Most of the economic research on migration focuses on two things: the effects migrants from developing economies have on both the wages and the welfare state of destination countries, and what remittances and returnees can do for the countries left behind. Both economic theory and real experience show that these effects are mostly positive. The EU offers an unprecedented experiment—free movement of people among sovereign states, all of them comparatively well developed. Yet when labor moves within the EU, it’s good for the workers but possibly devastating for the finances of the states they leave.
“We’ve all been stuck on the euro,” says Edward Hugh. “People have kind of forgotten the countries outside the euro but in the EU.” Hugh, a British economist based in Barcelona who contributes to Nouriel Roubini’s blog, EconoMonitor, has been worrying about the EU’s 10 former Soviet-bloc countries. Within 15 years, he points out, between 20 percent and 25 percent of the populations of these countries will be over 65. States in the region will be spending more on pensions and health care with taxes paid by a shrinking workforce.
The extremes are most pronounced in Bulgaria, Romania, and the Baltic states. Bulgaria, a country of 7.3 million, has lost almost 600,000 people in the past decade. Last year, Mihails Hazans, a Latvian economist, convinced the country’s statistics bureau to revise its estimates of outward migration over the same period—from 33,000 to 230,000. “It was a problem of statistics,” Hazans says, “but also a problem of not dealing with it as a critical problem.” A 2011 report for the European Commission determined that population shifts out of Bulgaria and Lithuania may permanently reduce economic output in those countries by 5 percent to 10 percent. Latvia and Estonia may see what the report calls a “permanent scar” of reduced output of at least 3 percent as well.
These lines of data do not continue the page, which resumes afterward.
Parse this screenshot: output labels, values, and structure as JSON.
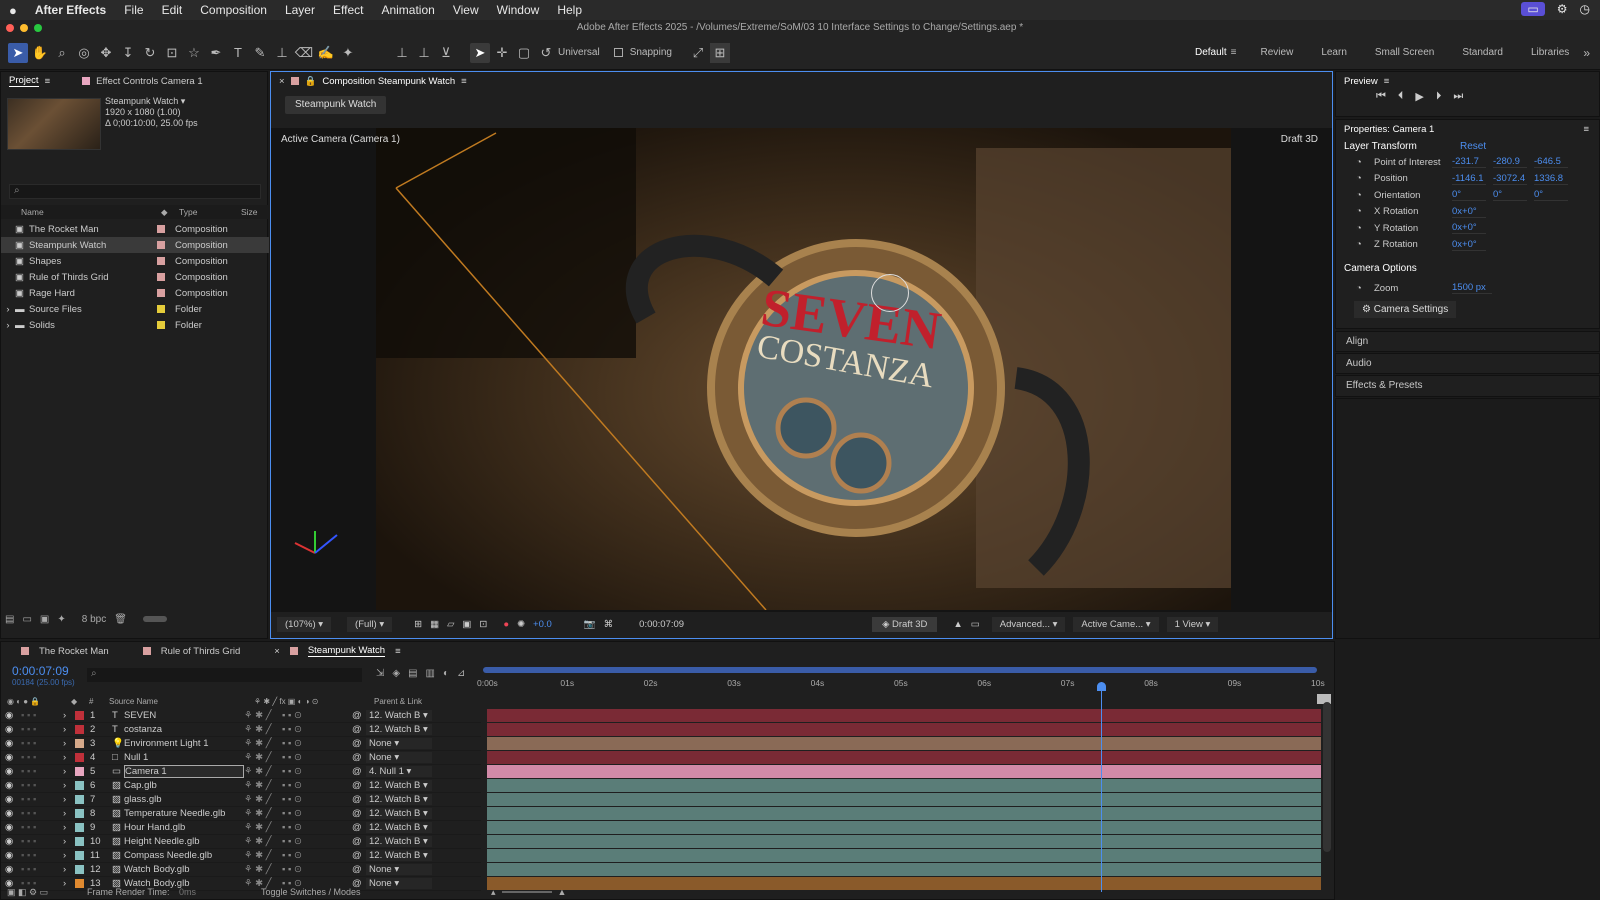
{
  "menubar": {
    "apple": "",
    "app": "After Effects",
    "items": [
      "File",
      "Edit",
      "Composition",
      "Layer",
      "Effect",
      "Animation",
      "View",
      "Window",
      "Help"
    ]
  },
  "window_title": "Adobe After Effects 2025 - /Volumes/Extreme/SoM/03 10 Interface Settings to Change/Settings.aep *",
  "toolbar": {
    "universal": "Universal",
    "snapping": "Snapping",
    "workspaces": [
      "Default",
      "Review",
      "Learn",
      "Small Screen",
      "Standard",
      "Libraries"
    ],
    "active_workspace": "Default"
  },
  "project": {
    "tab_project": "Project",
    "tab_effect": "Effect Controls Camera 1",
    "comp_name": "Steampunk Watch ▾",
    "comp_res": "1920 x 1080 (1.00)",
    "comp_dur": "Δ 0;00:10:00, 25.00 fps",
    "col_name": "Name",
    "col_type": "Type",
    "col_size": "Size",
    "items": [
      {
        "name": "The Rocket Man",
        "type": "Composition",
        "color": "#d8a0a0",
        "kind": "comp"
      },
      {
        "name": "Steampunk Watch",
        "type": "Composition",
        "color": "#d8a0a0",
        "kind": "comp",
        "selected": true
      },
      {
        "name": "Shapes",
        "type": "Composition",
        "color": "#d8a0a0",
        "kind": "comp"
      },
      {
        "name": "Rule of Thirds Grid",
        "type": "Composition",
        "color": "#d8a0a0",
        "kind": "comp"
      },
      {
        "name": "Rage Hard",
        "type": "Composition",
        "color": "#d8a0a0",
        "kind": "comp"
      },
      {
        "name": "Source Files",
        "type": "Folder",
        "color": "#e5cc3a",
        "kind": "folder"
      },
      {
        "name": "Solids",
        "type": "Folder",
        "color": "#e5cc3a",
        "kind": "folder"
      }
    ],
    "bpc": "8 bpc"
  },
  "composition": {
    "tab": "Composition Steampunk Watch",
    "sub_tab": "Steampunk Watch",
    "camera_label": "Active Camera (Camera 1)",
    "renderer": "Draft 3D",
    "text_seven": "SEVEN",
    "text_costanza": "COSTANZA",
    "bottom": {
      "zoom": "(107%)",
      "quality": "(Full)",
      "exposure": "+0.0",
      "timecode": "0:00:07:09",
      "draft3d": "Draft 3D",
      "advanced": "Advanced...",
      "camera": "Active Came...",
      "view": "1 View"
    }
  },
  "preview": {
    "title": "Preview"
  },
  "properties": {
    "title": "Properties: Camera 1",
    "section": "Layer Transform",
    "reset": "Reset",
    "rows": [
      {
        "label": "Point of Interest",
        "v": [
          "-231.7",
          "-280.9",
          "-646.5"
        ]
      },
      {
        "label": "Position",
        "v": [
          "-1146.1",
          "-3072.4",
          "1336.8"
        ]
      },
      {
        "label": "Orientation",
        "v": [
          "0°",
          "0°",
          "0°"
        ]
      },
      {
        "label": "X Rotation",
        "v": [
          "0x+0°"
        ]
      },
      {
        "label": "Y Rotation",
        "v": [
          "0x+0°"
        ]
      },
      {
        "label": "Z Rotation",
        "v": [
          "0x+0°"
        ]
      }
    ],
    "camera_options": "Camera Options",
    "zoom_label": "Zoom",
    "zoom_value": "1500 px",
    "camera_settings": "Camera Settings"
  },
  "side_panels": [
    "Align",
    "Audio",
    "Effects & Presets"
  ],
  "timeline": {
    "tabs": [
      "The Rocket Man",
      "Rule of Thirds Grid",
      "Steampunk Watch"
    ],
    "active_tab": "Steampunk Watch",
    "timecode": "0:00:07:09",
    "frame_info": "00184 (25.00 fps)",
    "col_source": "Source Name",
    "col_parent": "Parent & Link",
    "ruler": [
      "0:00s",
      "01s",
      "02s",
      "03s",
      "04s",
      "05s",
      "06s",
      "07s",
      "08s",
      "09s",
      "10s"
    ],
    "playhead": 0.736,
    "layers": [
      {
        "num": "1",
        "name": "SEVEN",
        "color": "#c0303a",
        "kind": "T",
        "parent": "12. Watch B",
        "bar": "#7a2a35"
      },
      {
        "num": "2",
        "name": "costanza",
        "color": "#c0303a",
        "kind": "T",
        "parent": "12. Watch B",
        "bar": "#7a2a35"
      },
      {
        "num": "3",
        "name": "Environment Light 1",
        "color": "#d6a98a",
        "kind": "light",
        "parent": "None",
        "bar": "#8a6a56"
      },
      {
        "num": "4",
        "name": "Null 1",
        "color": "#c0303a",
        "kind": "null",
        "parent": "None",
        "bar": "#7a2a35"
      },
      {
        "num": "5",
        "name": "Camera 1",
        "color": "#e8a6c0",
        "kind": "cam",
        "parent": "4. Null 1",
        "bar": "#d28aa8",
        "selected": true
      },
      {
        "num": "6",
        "name": "Cap.glb",
        "color": "#8ac2c2",
        "kind": "3d",
        "parent": "12. Watch B",
        "bar": "#5a7d78"
      },
      {
        "num": "7",
        "name": "glass.glb",
        "color": "#8ac2c2",
        "kind": "3d",
        "parent": "12. Watch B",
        "bar": "#5a7d78"
      },
      {
        "num": "8",
        "name": "Temperature Needle.glb",
        "color": "#8ac2c2",
        "kind": "3d",
        "parent": "12. Watch B",
        "bar": "#5a7d78"
      },
      {
        "num": "9",
        "name": "Hour Hand.glb",
        "color": "#8ac2c2",
        "kind": "3d",
        "parent": "12. Watch B",
        "bar": "#5a7d78"
      },
      {
        "num": "10",
        "name": "Height Needle.glb",
        "color": "#8ac2c2",
        "kind": "3d",
        "parent": "12. Watch B",
        "bar": "#5a7d78"
      },
      {
        "num": "11",
        "name": "Compass Needle.glb",
        "color": "#8ac2c2",
        "kind": "3d",
        "parent": "12. Watch B",
        "bar": "#5a7d78"
      },
      {
        "num": "12",
        "name": "Watch Body.glb",
        "color": "#8ac2c2",
        "kind": "3d",
        "parent": "None",
        "bar": "#5a7d78"
      },
      {
        "num": "13",
        "name": "Watch Body.glb",
        "color": "#e08a30",
        "kind": "3d",
        "parent": "None",
        "bar": "#8a5a2a"
      }
    ],
    "footer_render": "Frame Render Time:",
    "footer_ms": "0ms",
    "footer_toggle": "Toggle Switches / Modes"
  }
}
Earlier this month, economic research firm Jefferies (JEF) published a report suggesting that Spain may have the same bleak demographic future. According to the European Commission, the country’s population grew at an annualized 1.7 percent between 2004 and 2008. For 2013 and 2014, the EC expects Spain to contract at 0.2 percent. Marchel Alexandrovich, the report’s author, says it could become a self-reinforcing cycle: Austerity drives away young workers, forcing more austerity on those who remain. “Now it won’t be the Romanians and the Bulgarians,” he says. “It will be the Spaniards and the Portuguese. It’s a slow burn.”
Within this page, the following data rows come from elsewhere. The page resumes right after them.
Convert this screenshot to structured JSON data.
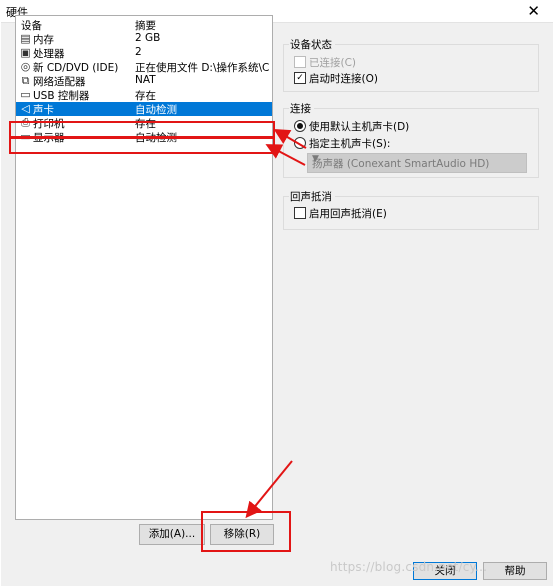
{
  "window": {
    "title": "硬件",
    "close_glyph": "✕"
  },
  "device_list": {
    "headers": {
      "device": "设备",
      "summary": "摘要"
    },
    "items": [
      {
        "icon": "memory-icon",
        "glyph": "▤",
        "name": "内存",
        "summary": "2 GB"
      },
      {
        "icon": "processor-icon",
        "glyph": "▣",
        "name": "处理器",
        "summary": "2"
      },
      {
        "icon": "cd-dvd-icon",
        "glyph": "◎",
        "name": "新 CD/DVD (IDE)",
        "summary": "正在使用文件 D:\\操作系统\\C..."
      },
      {
        "icon": "network-adapter-icon",
        "glyph": "⧉",
        "name": "网络适配器",
        "summary": "NAT"
      },
      {
        "icon": "usb-controller-icon",
        "glyph": "▭",
        "name": "USB 控制器",
        "summary": "存在"
      },
      {
        "icon": "sound-card-icon",
        "glyph": "◁",
        "name": "声卡",
        "summary": "自动检测"
      },
      {
        "icon": "printer-icon",
        "glyph": "⎙",
        "name": "打印机",
        "summary": "存在"
      },
      {
        "icon": "display-icon",
        "glyph": "▭",
        "name": "显示器",
        "summary": "自动检测"
      }
    ]
  },
  "buttons": {
    "add": "添加(A)...",
    "remove": "移除(R)",
    "ok": "关闭",
    "help": "帮助"
  },
  "device_status": {
    "title": "设备状态",
    "connected": {
      "label": "已连接(C)",
      "checked": false,
      "enabled": false
    },
    "connect_at_power_on": {
      "label": "启动时连接(O)",
      "checked": true
    }
  },
  "connection": {
    "title": "连接",
    "use_default": {
      "label": "使用默认主机声卡(D)",
      "selected": true
    },
    "specify": {
      "label": "指定主机声卡(S):",
      "selected": false
    },
    "device_select": "扬声器 (Conexant SmartAudio HD)"
  },
  "echo_cancel": {
    "title": "回声抵消",
    "enable": {
      "label": "启用回声抵消(E)",
      "checked": false
    }
  },
  "watermark": "https://blog.csdn.net/cy..."
}
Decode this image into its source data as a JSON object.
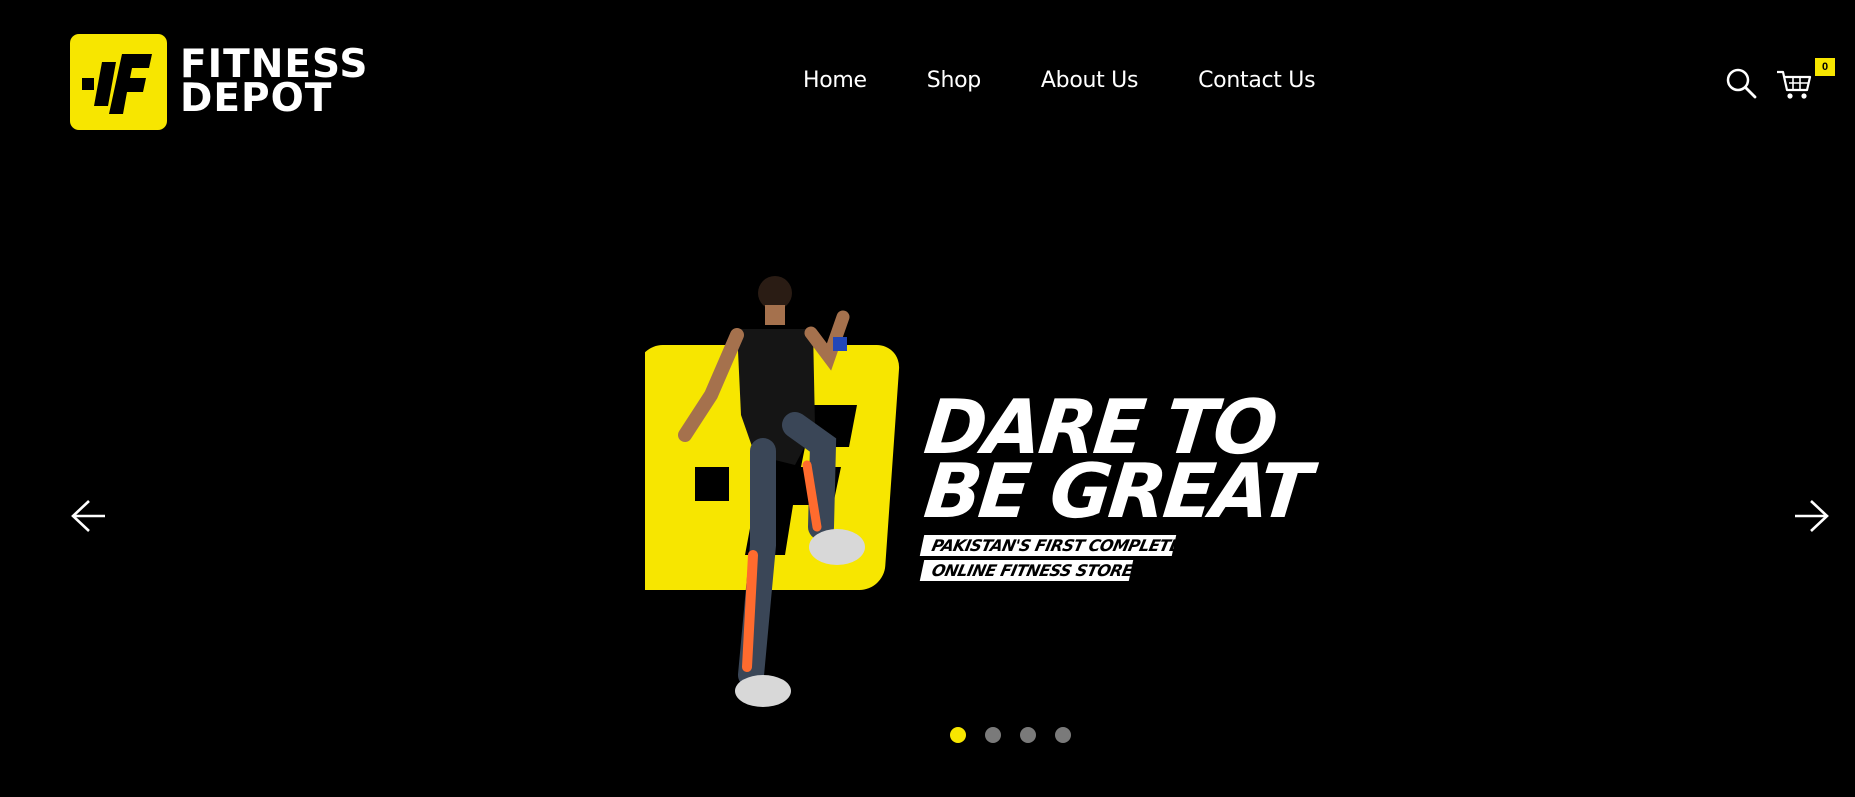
{
  "brand": {
    "logo_line1": "FITNESS",
    "logo_line2": "DEPOT",
    "accent_color": "#f7e600"
  },
  "nav": {
    "items": [
      {
        "label": "Home"
      },
      {
        "label": "Shop"
      },
      {
        "label": "About Us"
      },
      {
        "label": "Contact Us"
      }
    ]
  },
  "tools": {
    "search_icon": "search-icon",
    "cart_icon": "cart-icon",
    "cart_count": "0"
  },
  "hero": {
    "title_line1": "DARE TO",
    "title_line2": "BE GREAT",
    "tagline_line1": "PAKISTAN'S FIRST COMPLETE",
    "tagline_line2": "ONLINE FITNESS STORE",
    "prev_icon": "arrow-left-icon",
    "next_icon": "arrow-right-icon",
    "slides_total": 4,
    "active_slide": 1
  }
}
Martin Kahanec, a Slovakian labor economist who worked in Germany, has himself had a hard time figuring out which state is supposed to pay his child credit. “It doesn’t mean emigration is undesirable,” Kahanec says. “The key question is whether they’ll come back. We don’t know right now, because there’s so little research on this.” Hazans, based on interviews of departing Latvians, says they plan to stay away. His data also show more families with young children leaving, a sign they plan to settle. “We are donors of human capital now,” he says, “and we are going to be human donors for the foreseeable future.”
The solutions all sound economically reasonable and politically implausible. It’s hard to imagine consensus around an EU-wide pension tax—similar to Social Security in the U.S.—anytime in the next decade. Economist Hugh advocates more immigration to the European east from the former Soviet Union, also a point of contention with the EU’s richer economies.
Europe needs a demographic union, says Hazans, with richer, growing states spending money to improve birthrates in places such as Latvia. He’s persuaded the Latvian government to take up this issue when it assumes the rotating EU presidency in 2015. Perhaps Europe will have solved its currency crisis by then and can turn its attention to another thorny problem.